Repeat Problem 15.D27, but bulb 2 at \(\mathrm{z}=\delta\) contains \(\mathrm{y}_{\mathrm{air}}=0.610, \mathrm{y}_{\mathrm{H} 2}=0.010\), and \(\mathrm{y}_{\mathrm{NH} 3}=0.380\).

Problem 15.D27

This problem can be solved analytically or with a spreadsheet. Two identical large glass bulbs are filled with gases and connected by a capillary tube that is \(\delta=0.0090\) \(\mathrm{m}\) long. Bulb 1 at \(\mathrm{z}=0\) contains the following mole fractions: \(\mathrm{y}_{\mathrm{air}}=0.620, \mathrm{y}_{\mathrm{H} 2}=\) 0.380 , and \(\mathrm{y}_{\mathrm{NH} 3}=0.000\).
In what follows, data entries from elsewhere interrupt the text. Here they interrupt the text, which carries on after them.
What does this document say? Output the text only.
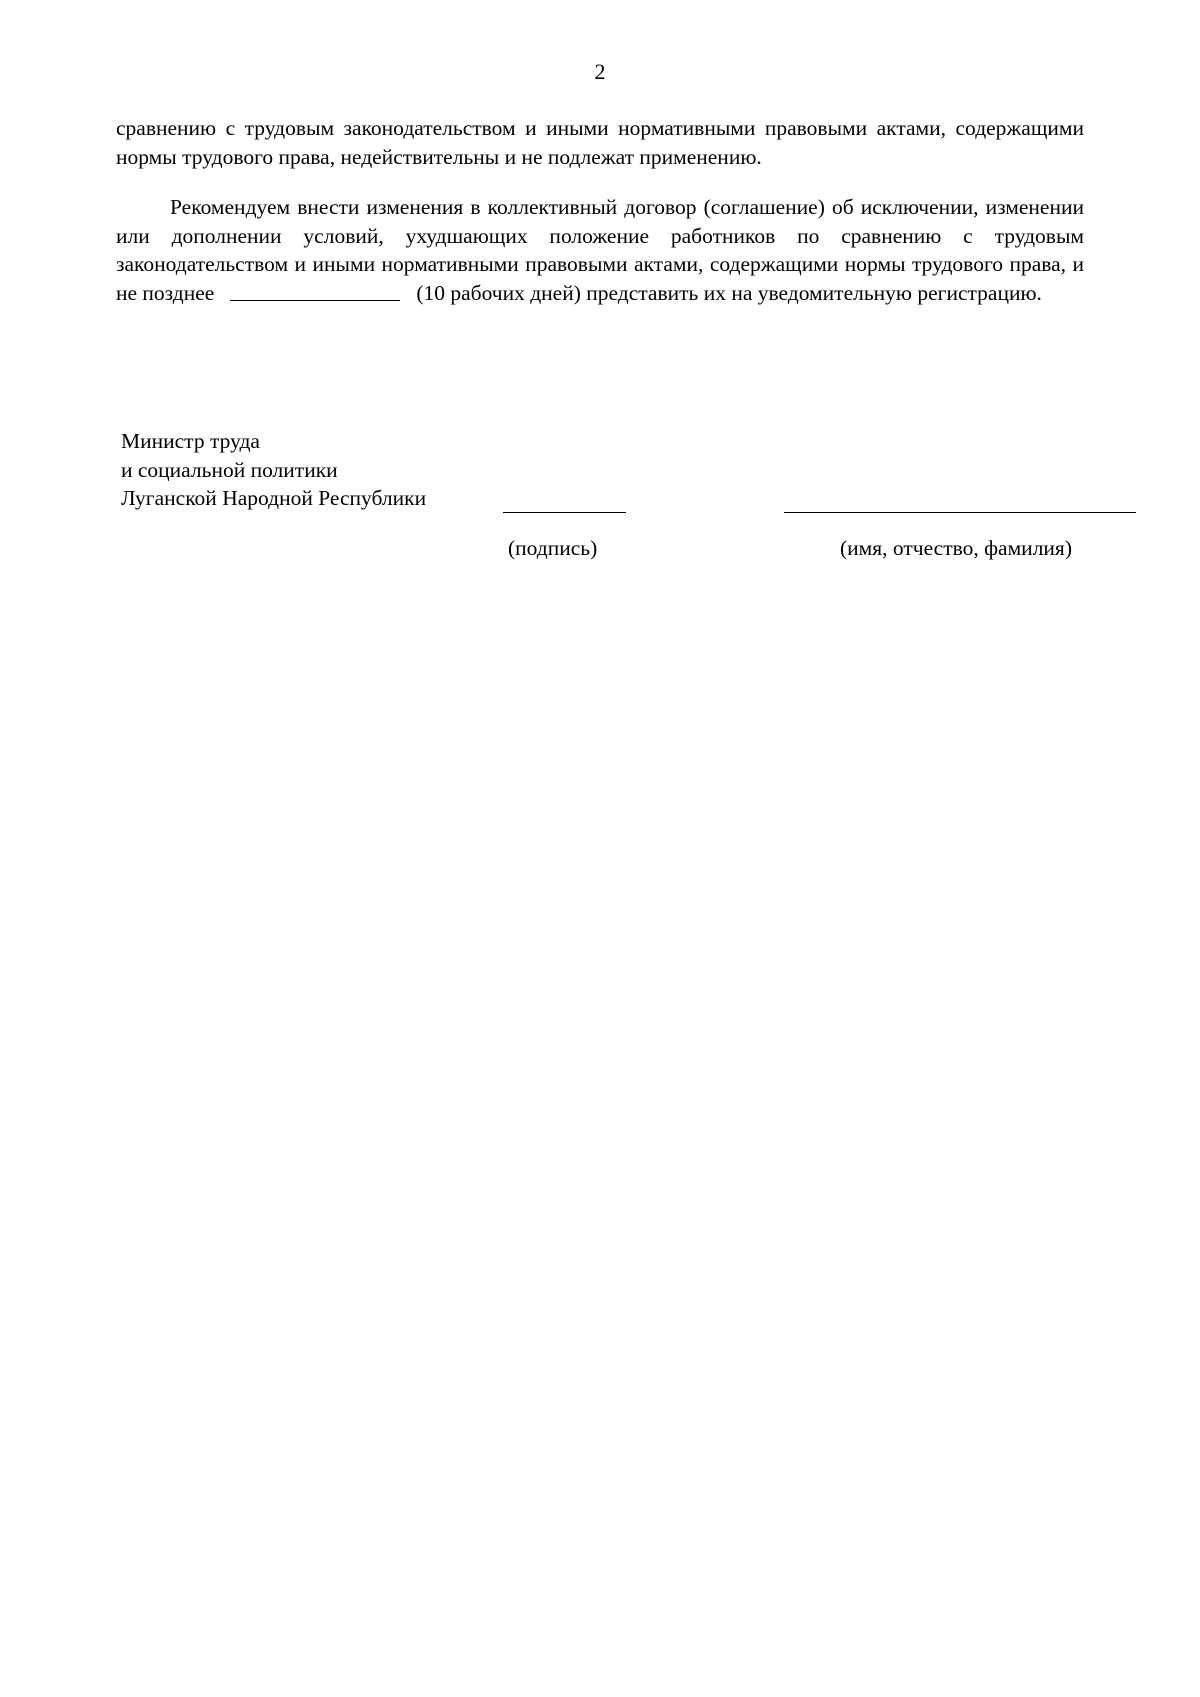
2

сравнению с трудовым законодательством и иными нормативными правовыми актами, содержащими нормы трудового права, недействительны и не подлежат применению.

Рекомендуем внести изменения в коллективный договор (соглашение) об исключении, изменении или дополнении условий, ухудшающих положение работников по сравнению с трудовым законодательством и иными нормативными правовыми актами, содержащими нормы трудового права, и не позднее	(10 рабочих дней) представить их на уведомительную регистрацию.

Министр труда
и социальной политики
Луганской Народной Республики
(подпись)	(имя, отчество, фамилия)
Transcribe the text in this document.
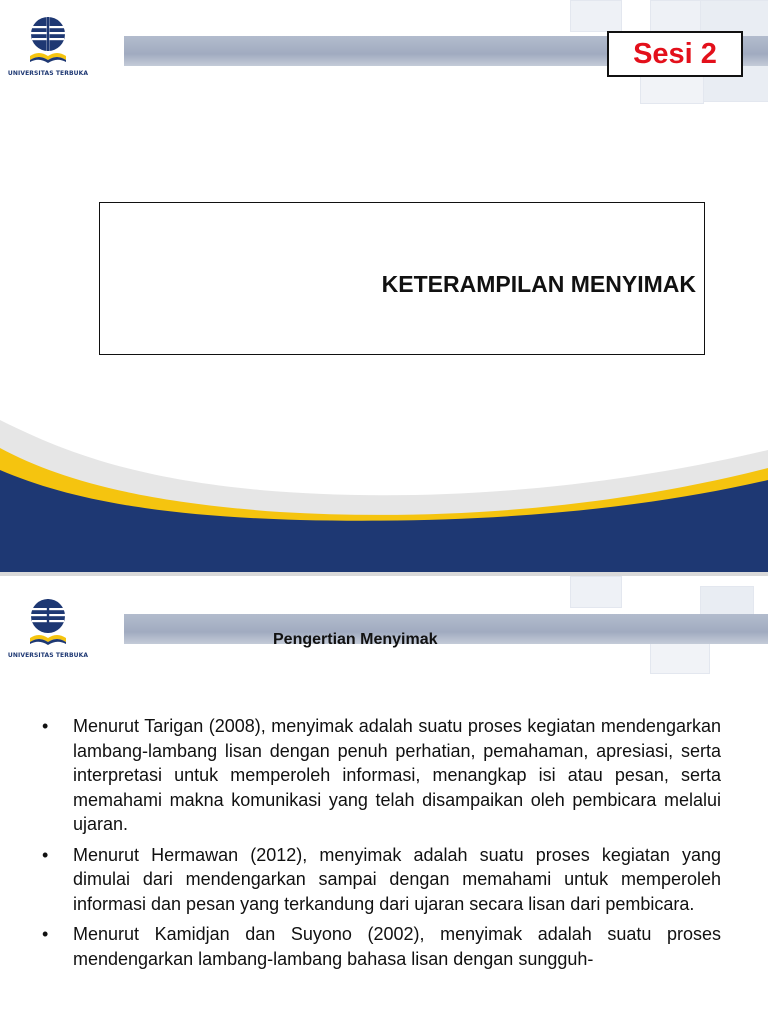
UNIVERSITAS TERBUKA
Sesi 2
KETERAMPILAN MENYIMAK
UNIVERSITAS TERBUKA
Pengertian Menyimak
• Menurut Tarigan (2008), menyimak adalah suatu proses kegiatan mendengarkan lambang-lambang lisan dengan penuh perhatian, pemahaman, apresiasi, serta interpretasi untuk memperoleh informasi, menangkap isi atau pesan, serta memahami makna komunikasi yang telah disampaikan oleh pembicara melalui ujaran.
• Menurut Hermawan (2012), menyimak adalah suatu proses kegiatan yang dimulai dari mendengarkan sampai dengan memahami untuk memperoleh informasi dan pesan yang terkandung dari ujaran secara lisan dari pembicara.
• Menurut Kamidjan dan Suyono (2002), menyimak adalah suatu proses mendengarkan lambang-lambang bahasa lisan dengan sungguh-
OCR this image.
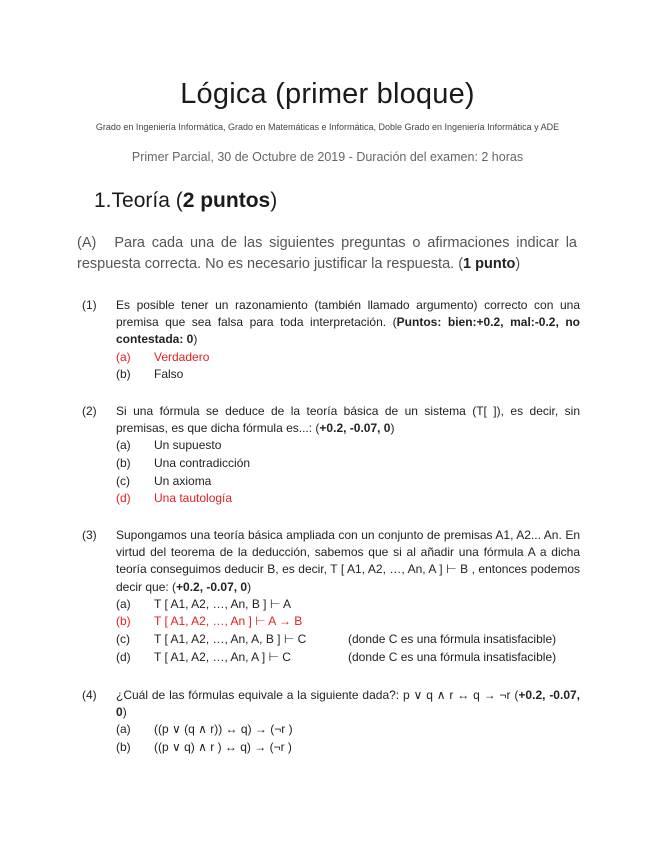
Lógica (primer bloque)
Grado en Ingeniería Informática, Grado en Matemáticas e Informática, Doble Grado en Ingeniería Informática y ADE
Primer Parcial, 30 de Octubre de 2019 - Duración del examen: 2 horas
1.Teoría (2 puntos)
(A) Para cada una de las siguientes preguntas o afirmaciones indicar la respuesta correcta. No es necesario justificar la respuesta. (1 punto)
(1) Es posible tener un razonamiento (también llamado argumento) correcto con una premisa que sea falsa para toda interpretación. (Puntos: bien:+0.2, mal:-0.2, no contestada: 0)
(a) Verdadero
(b) Falso
(2) Si una fórmula se deduce de la teoría básica de un sistema (T[ ]), es decir, sin premisas, es que dicha fórmula es...: (+0.2, -0.07, 0)
(a) Un supuesto
(b) Una contradicción
(c) Un axioma
(d) Una tautología
(3) Supongamos una teoría básica ampliada con un conjunto de premisas A1, A2... An. En virtud del teorema de la deducción, sabemos que si al añadir una fórmula A a dicha teoría conseguimos deducir B, es decir, T [ A1, A2, …, An, A ] ⊢ B , entonces podemos decir que: (+0.2, -0.07, 0)
(a) T [ A1, A2, …, An, B ] ⊢ A
(b) T [ A1, A2, …, An ] ⊢ A → B
(c) T [ A1, A2, …, An, A, B ] ⊢ C	(donde C es una fórmula insatisfacible)
(d) T [ A1, A2, …, An, A ] ⊢ C	(donde C es una fórmula insatisfacible)
(4) ¿Cuál de las fórmulas equivale a la siguiente dada?: p ∨ q ∧ r ↔ q → ¬r (+0.2, -0.07, 0)
(a) ((p ∨ (q ∧ r)) ↔ q) → (¬r )
(b) ((p ∨ q) ∧ r ) ↔ q) → (¬r )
Bulb 2 at \(\mathrm{z}=\delta\) contains \(\mathrm{y}_{\text {air }}=0.620, \mathrm{y}_{\mathrm{H} 2}=0.000\), and \(\mathrm{y}_{\mathrm{NH} 3}\) \(=0.380\). Operation is at pseudo- (or quasi-) steady state. The temperature is uniform at \(273 \mathrm{~K}\). Diffusivity values at \(1.0 \mathrm{~atm}\) and \(273 \mathrm{~K}\) are \(D_{\text {air-H2 }}=0.611, D_{\text {air-NH3 }}=\) 0.198 , and \(D_{\mathrm{H} 2-\mathrm{NH} 3}=0.748 \mathrm{in} \mathrm{cm}^{2} / \mathrm{s}\). Assume the gases are ideal. Estimate the fluxes of the three components using the difference equation formulation of the MaxwellStefan method at a uniform pressure of \(3.5 \mathrm{~atm}\).